Energy requirements and rates of prey consumption
To estimate the annual rate of prey consumption by varanid lizards at Oombulgurri, we created energy budgets both on a per-individual basis and also for the annual offtake of prey by yellow-spotted monitors at our study site. Overall energy expenditure by an individual goanna during its annual period of activity (kJ per kg of goanna per day/month) was estimated as the sum of:
(1) metabolic expenditure, from data on body mass (current study) combined with previous studies on mass-specific metabolic rates of active and inactive V. panoptes in a climatically similar site (Christian et al. 1995);
(2) allocation of energy to biomass growth, from growth rates in mass (calculated in the current study) combined with data on the energetic content of lizard tissue (Peterson et al. 1999); and
(3) (for females only) allocation of energy to a clutch of eggs, based on mean clutch sizes and egg masses (from 6-14 eggs at 30-80gm each) and caloric content of eggs (5.8cal/mg – 7.2 cal/mg Tinkle 1975; Angilleta et al. 2001).
Statistical Analysis:
Normality and homogeneity of variance were confirmed for all variables. All continuous variables (age, number of days tracked, SVL, mass etc.) were transformed with natural log (Ln) prior to analyses.
Seasonal growth rates - we ran full factorial ANOVAs with growth rates (i.e., the increase in mass between successive captures, standardised as gm/day) as our dependent variable, and independent variables of sex, season (wet = November to April; dry = May to October) and the interaction between the two.

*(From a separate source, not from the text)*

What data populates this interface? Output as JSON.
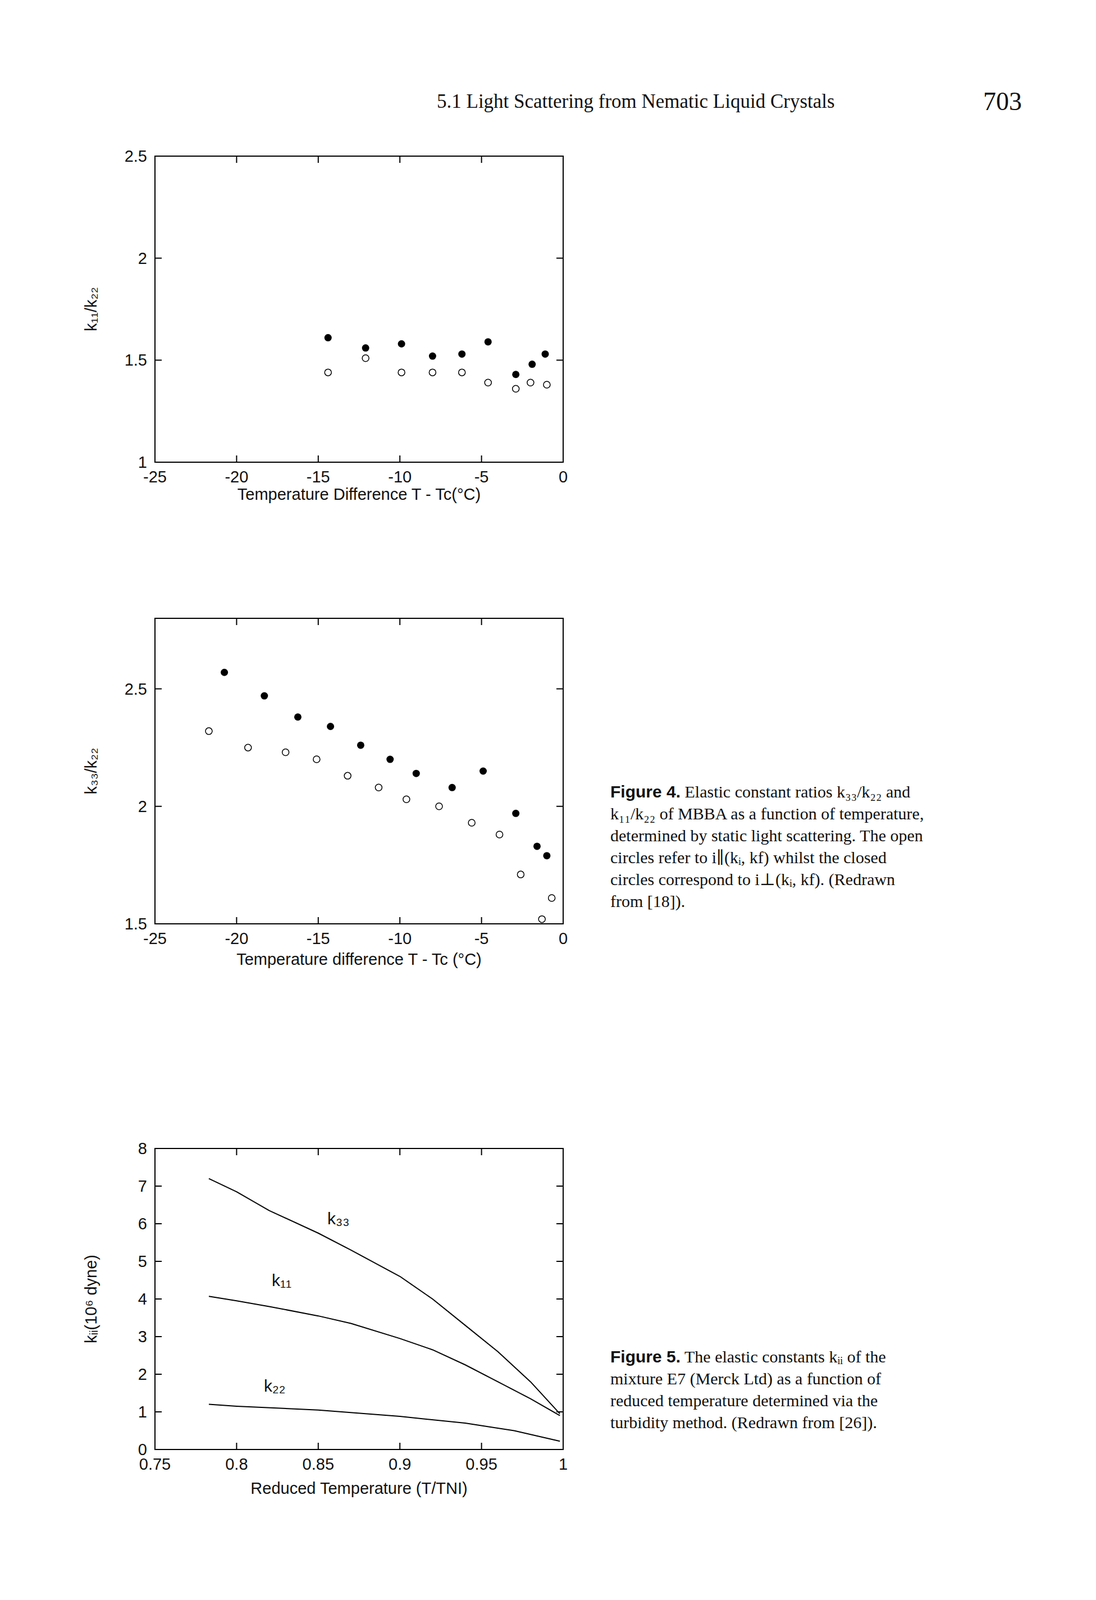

Reproductive age and survivorship - we analysed data on the age of all telemetered individuals that were recorded as mating or nesting during the study. The dependent variable in our ANOVA was the inferred age of the animal at the time of mating (obtained from the von Bertalanffy growth curve at initial capture and adding number of days tracked to that point) and the independent variable was sex (male/female). To explore sex differences in survivorship, we conducted ANOVAs to compare the mean number of days animals were tracked alive and the inferred ages of those animal at their time of death.
We then created a population profile by calculating probable age at first capture from body size (using the von Bertalanffy growth curve then adding the number of days that the animal was tracked until it died). We used ANOVA to compare the average ‘ages’ of males and females within the population, as well as the distribution of age classes between the sexes.